Entrevista José Alencar
“É um milagre o que está acontecendo comigo".
Fotos: Paulo de Araújo/CB/D.A Press
Com um bloco de papel na cabeceira da mesa e uma caneta, o vice-presidente da República, José Alencar, desenha possibilidades de aliança em 2010. Mas, mineiramente, desconversa sobre um ou outro candidato e cobra “desprendimento” dos políticos. Aos 78 anos, o mineiro de Muriaé, na Zona da Mata, que chegou ao cargo graças a uma bem-sucedida aliança entre um líder sindical e um representante patronal, garante que palanque bom é aquele em que o eleitor entende o que está sendo proposto. Na última segunda-feira, Alencar recebeu o Correio para uma conversa de mais de uma hora em seu gabinete. Bem disposto, mandou recados à classe política.
“Não quero um dia a mais para jogar fora toda a minha vida de seriedade. Não vale a pena”, disse o vice-presidente. Desde 1997, ele trava uma batalha contra o câncer. Já foi operado 15 vezes. Nada que o faça desanimar. “Quero que meus filhos, netos, bisnetos e amigos tenham orgulho de dizer que conviveram comigo, porque quando o camarada se envereda para o lado errado o que se ouve é: ‘o Zé Alencar? Já ouvi falar nele, mas não conheço’.” Então, o camarada está morto. Morreu ainda em vida, como ele conta.

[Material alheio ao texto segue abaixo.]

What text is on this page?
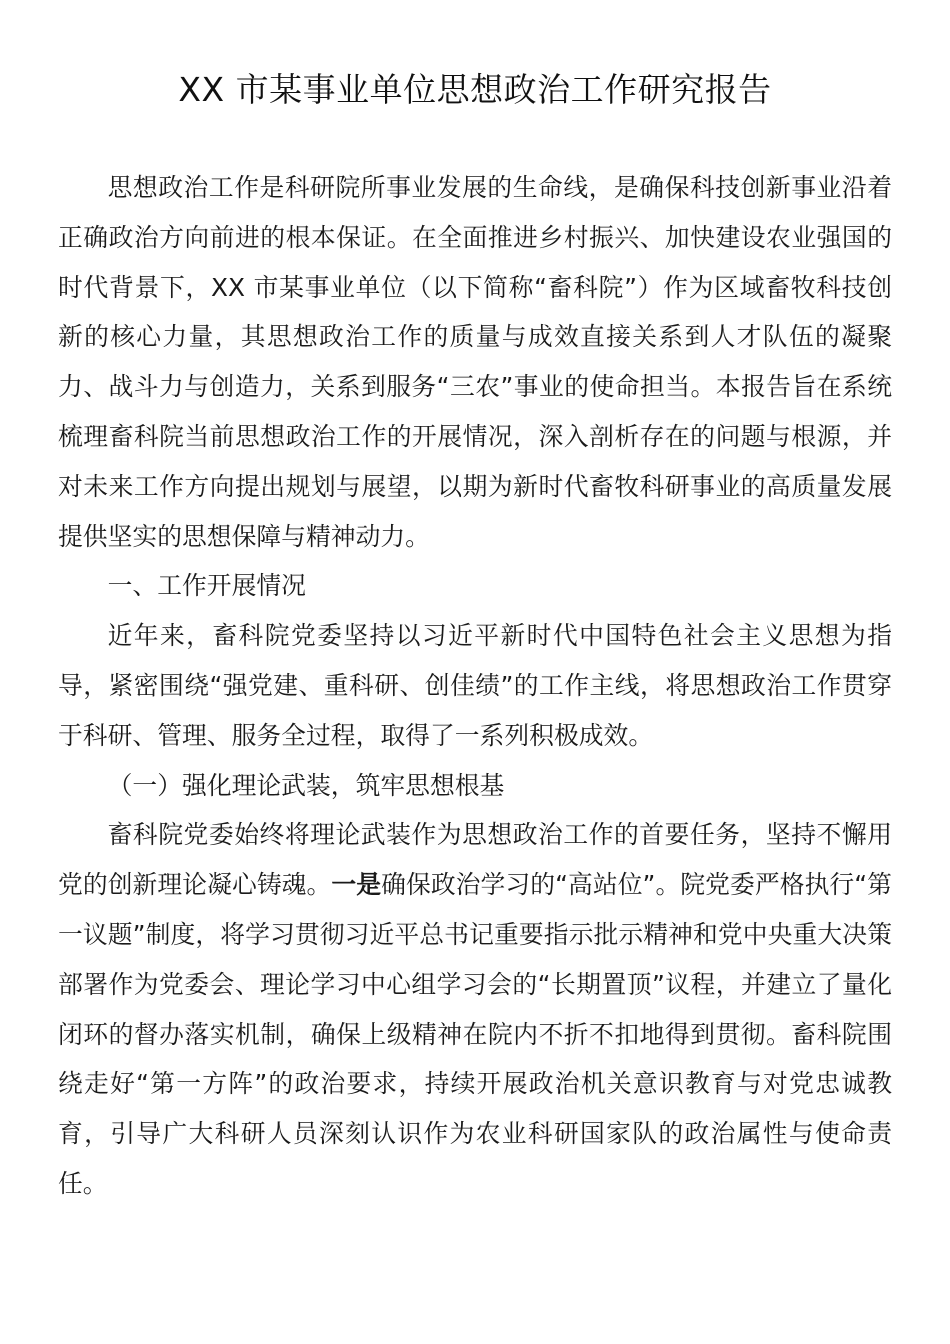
XX 市某事业单位思想政治工作研究报告

思想政治工作是科研院所事业发展的生命线，是确保科技创新事业沿着正确政治方向前进的根本保证。在全面推进乡村振兴、加快建设农业强国的时代背景下，XX 市某事业单位（以下简称“畜科院”）作为区域畜牧科技创新的核心力量，其思想政治工作的质量与成效直接关系到人才队伍的凝聚力、战斗力与创造力，关系到服务“三农”事业的使命担当。本报告旨在系统梳理畜科院当前思想政治工作的开展情况，深入剖析存在的问题与根源，并对未来工作方向提出规划与展望，以期为新时代畜牧科研事业的高质量发展提供坚实的思想保障与精神动力。

一、工作开展情况

近年来，畜科院党委坚持以习近平新时代中国特色社会主义思想为指导，紧密围绕“强党建、重科研、创佳绩”的工作主线，将思想政治工作贯穿于科研、管理、服务全过程，取得了一系列积极成效。

（一）强化理论武装，筑牢思想根基

畜科院党委始终将理论武装作为思想政治工作的首要任务，坚持不懈用党的创新理论凝心铸魂。一是确保政治学习的“高站位”。院党委严格执行“第一议题”制度，将学习贯彻习近平总书记重要指示批示精神和党中央重大决策部署作为党委会、理论学习中心组学习会的“长期置顶”议程，并建立了量化闭环的督办落实机制，确保上级精神在院内不折不扣地得到贯彻。畜科院围绕走好“第一方阵”的政治要求，持续开展政治机关意识教育与对党忠诚教育，引导广大科研人员深刻认识作为农业科研国家队的政治属性与使命责任。
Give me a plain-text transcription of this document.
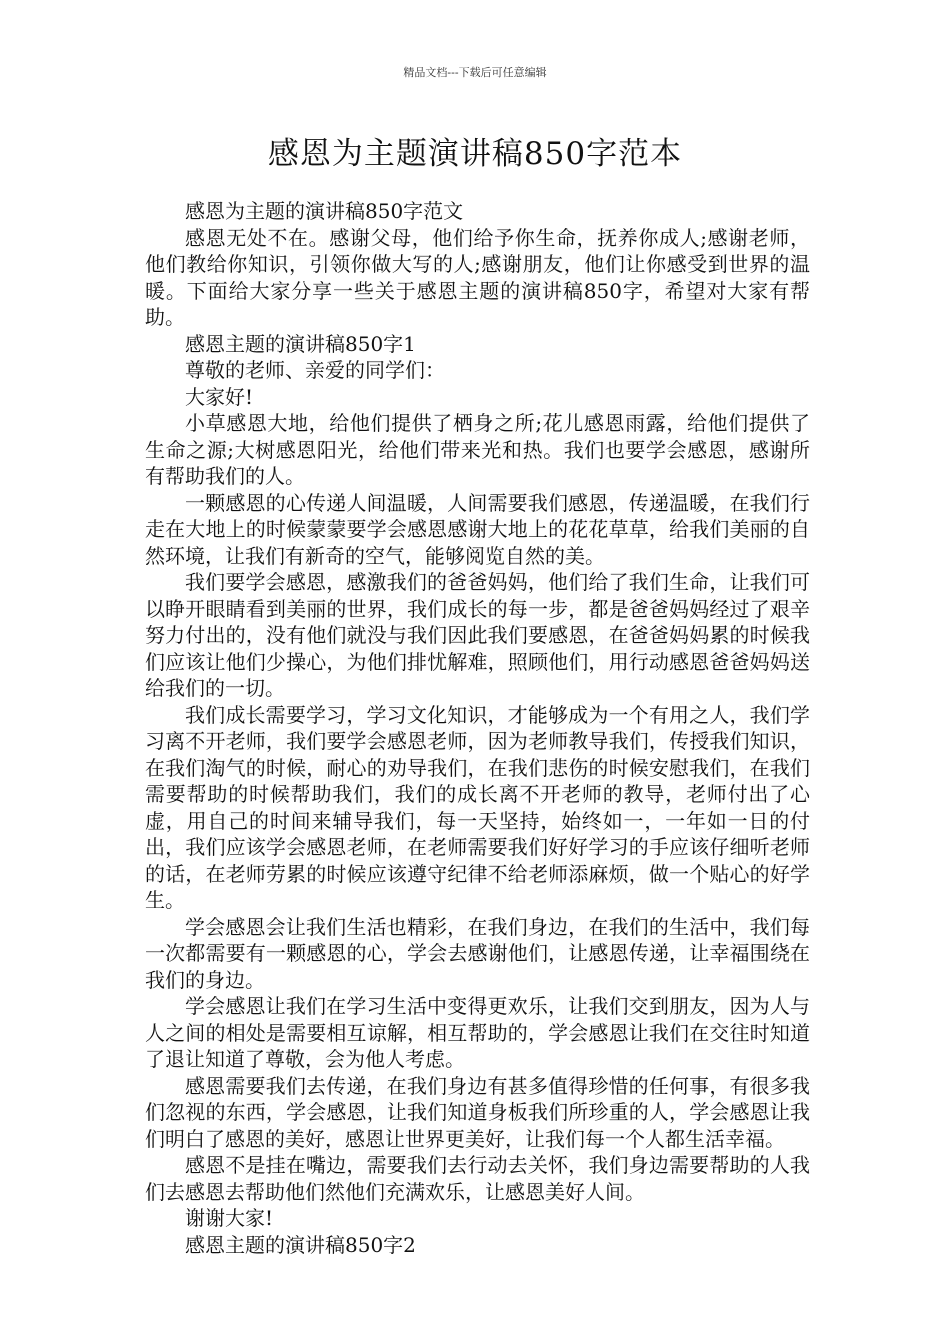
精品文档---下载后可任意编辑
感恩为主题演讲稿850字范本

感恩为主题的演讲稿850字范文

感恩无处不在。感谢父母，他们给予你生命，抚养你成人;感谢老师，他们教给你知识，引领你做大写的人;感谢朋友，他们让你感受到世界的温暖。下面给大家分享一些关于感恩主题的演讲稿850字，希望对大家有帮助。

感恩主题的演讲稿850字1

尊敬的老师、亲爱的同学们：

大家好!

小草感恩大地，给他们提供了栖身之所;花儿感恩雨露，给他们提供了生命之源;大树感恩阳光，给他们带来光和热。我们也要学会感恩，感谢所有帮助我们的人。

一颗感恩的心传递人间温暖，人间需要我们感恩，传递温暖，在我们行走在大地上的时候蒙蒙要学会感恩感谢大地上的花花草草，给我们美丽的自然环境，让我们有新奇的空气，能够阅览自然的美。

我们要学会感恩，感激我们的爸爸妈妈，他们给了我们生命，让我们可以睁开眼睛看到美丽的世界，我们成长的每一步，都是爸爸妈妈经过了艰辛努力付出的，没有他们就没与我们因此我们要感恩，在爸爸妈妈累的时候我们应该让他们少操心，为他们排忧解难，照顾他们，用行动感恩爸爸妈妈送给我们的一切。

我们成长需要学习，学习文化知识，才能够成为一个有用之人，我们学习离不开老师，我们要学会感恩老师，因为老师教导我们，传授我们知识，在我们淘气的时候，耐心的劝导我们，在我们悲伤的时候安慰我们，在我们需要帮助的时候帮助我们，我们的成长离不开老师的教导，老师付出了心虚，用自己的时间来辅导我们，每一天坚持，始终如一，一年如一日的付出，我们应该学会感恩老师，在老师需要我们好好学习的手应该仔细听老师的话，在老师劳累的时候应该遵守纪律不给老师添麻烦，做一个贴心的好学生。

学会感恩会让我们生活也精彩，在我们身边，在我们的生活中，我们每一次都需要有一颗感恩的心，学会去感谢他们，让感恩传递，让幸福围绕在我们的身边。

学会感恩让我们在学习生活中变得更欢乐，让我们交到朋友，因为人与人之间的相处是需要相互谅解，相互帮助的，学会感恩让我们在交往时知道了退让知道了尊敬，会为他人考虑。

感恩需要我们去传递，在我们身边有甚多值得珍惜的任何事，有很多我们忽视的东西，学会感恩，让我们知道身板我们所珍重的人，学会感恩让我们明白了感恩的美好，感恩让世界更美好，让我们每一个人都生活幸福。

感恩不是挂在嘴边，需要我们去行动去关怀，我们身边需要帮助的人我们去感恩去帮助他们然他们充满欢乐，让感恩美好人间。

谢谢大家!

感恩主题的演讲稿850字2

Rindo, o vice-presidente, que era senador e pretende encarar as urnas novamente, garante que não vai morrer nunca. Ficarão as lembranças. A ampla sala onde ele passa boa parte do tempo também é cheia de memórias. Réplicas de caças e navios do tempo que comandou o Ministério da Defesa, artesanatos do seu estado e presentes, como a imagem de Nossa Senhora, não o deixam esquecer o carinho e a comoção que sua doença causou pelo país afora. Alencar poupa pedidos. Só quer mesmo “humildade” e, depois de meia hora de conversa, “um bom café”. Em compensação, agradece. “É um milagre o que está acontecendo comigo.”
O presidente Luiz Inácio Lula da Silva já disse que a história de vida de vocês é parecida. O senhor concorda?

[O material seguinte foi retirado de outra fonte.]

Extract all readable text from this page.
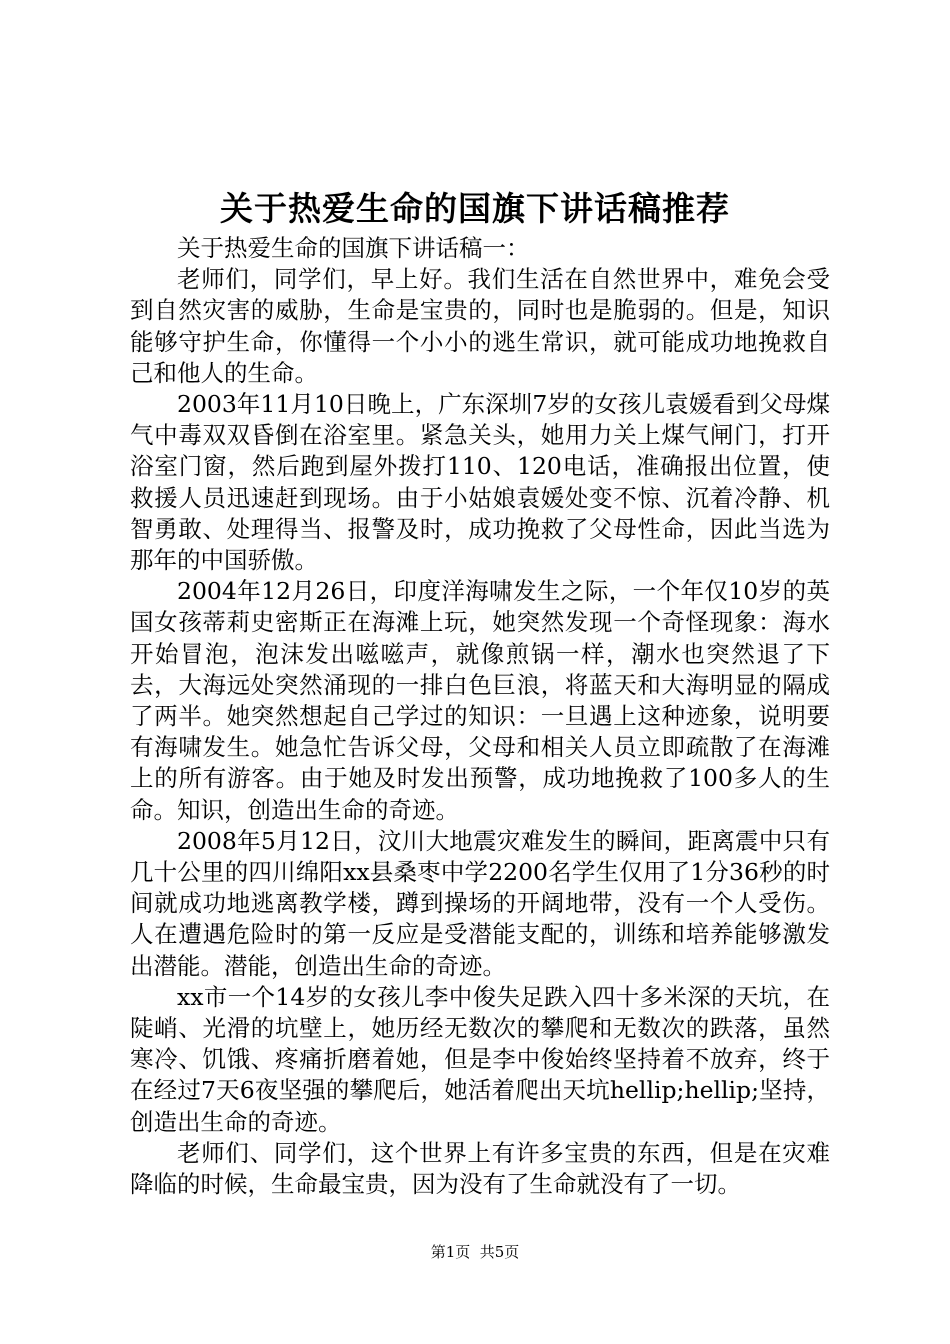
关于热爱生命的国旗下讲话稿推荐

关于热爱生命的国旗下讲话稿一：

老师们，同学们，早上好。我们生活在自然世界中，难免会受到自然灾害的威胁，生命是宝贵的，同时也是脆弱的。但是，知识能够守护生命，你懂得一个小小的逃生常识，就可能成功地挽救自己和他人的生命。

2003年11月10日晚上，广东深圳7岁的女孩儿袁媛看到父母煤气中毒双双昏倒在浴室里。紧急关头，她用力关上煤气闸门，打开浴室门窗，然后跑到屋外拨打110、120电话，准确报出位置，使救援人员迅速赶到现场。由于小姑娘袁媛处变不惊、沉着冷静、机智勇敢、处理得当、报警及时，成功挽救了父母性命，因此当选为那年的中国骄傲。

2004年12月26日，印度洋海啸发生之际，一个年仅10岁的英国女孩蒂莉史密斯正在海滩上玩，她突然发现一个奇怪现象：海水开始冒泡，泡沫发出嗞嗞声，就像煎锅一样，潮水也突然退了下去，大海远处突然涌现的一排白色巨浪，将蓝天和大海明显的隔成了两半。她突然想起自己学过的知识：一旦遇上这种迹象，说明要有海啸发生。她急忙告诉父母，父母和相关人员立即疏散了在海滩上的所有游客。由于她及时发出预警，成功地挽救了100多人的生命。知识，创造出生命的奇迹。

2008年5月12日，汶川大地震灾难发生的瞬间，距离震中只有几十公里的四川绵阳xx县桑枣中学2200名学生仅用了1分36秒的时间就成功地逃离教学楼，蹲到操场的开阔地带，没有一个人受伤。人在遭遇危险时的第一反应是受潜能支配的，训练和培养能够激发出潜能。潜能，创造出生命的奇迹。

xx市一个14岁的女孩儿李中俊失足跌入四十多米深的天坑，在陡峭、光滑的坑壁上，她历经无数次的攀爬和无数次的跌落，虽然寒冷、饥饿、疼痛折磨着她，但是李中俊始终坚持着不放弃，终于在经过7天6夜坚强的攀爬后，她活着爬出天坑hellip;hellip;坚持，创造出生命的奇迹。

老师们、同学们，这个世界上有许多宝贵的东西，但是在灾难降临的时候，生命最宝贵，因为没有了生命就没有了一切。

第1页  共5页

É uma semelhança distante, porque ele é o presidente da República e eu ainda não cheguei lá. A diferença é grande. A nossa história também. O Lula é nascido no interior de Pernambuco e veio para o sul numa dificuldade muito séria. Ele veio trabalhar muito cedo na Região do ABC de São Paulo. Eu saí de casa aos 13 anos para trabalhar na cidade como empregado e isso pode ter alguma semelhança. Minha vida é muito mais modesta.
A batalha contra o câncer o transformou num exemplo para muita gente. Como o senhor lida com essa situação ?
Ninguém tem nada a ver com o câncer do Zé Alencar, mas tem com o do vice-presidente. Porque o homem público não se pertence. Tem o dever de ser transparente. O povo fala: “o Zé Alencar foi operado durante 18 horas. É muita coragem”. Mas que coragem ? Se os médicos falaram que tem de operar, acabou. É uma decisão tranquila. “Ah, mas a operação corre risco.” Mas tudo corre risco. A vida é um risco. Que coragem é essa se não tenho alternativa… O caminho é único. Coragem era dizer não. As pessoas têm sido generosas. Fico preocupado porque não sei se mereço tudo isso que está acontecendo. Tenho que pedir a Deus: humildade, humildade e humildade, para que isso não me suba à cabeça e eu fique pensando que sou o tal. Deixo que Deus decida. Basta rezar o Pai-Nosso, porque tem um trecho que diz “seja feita a vossa vontade, assim na terra como no céu”, que significa em qualquer circunstância, em qualquer lugar, seja feita a vossa vontade.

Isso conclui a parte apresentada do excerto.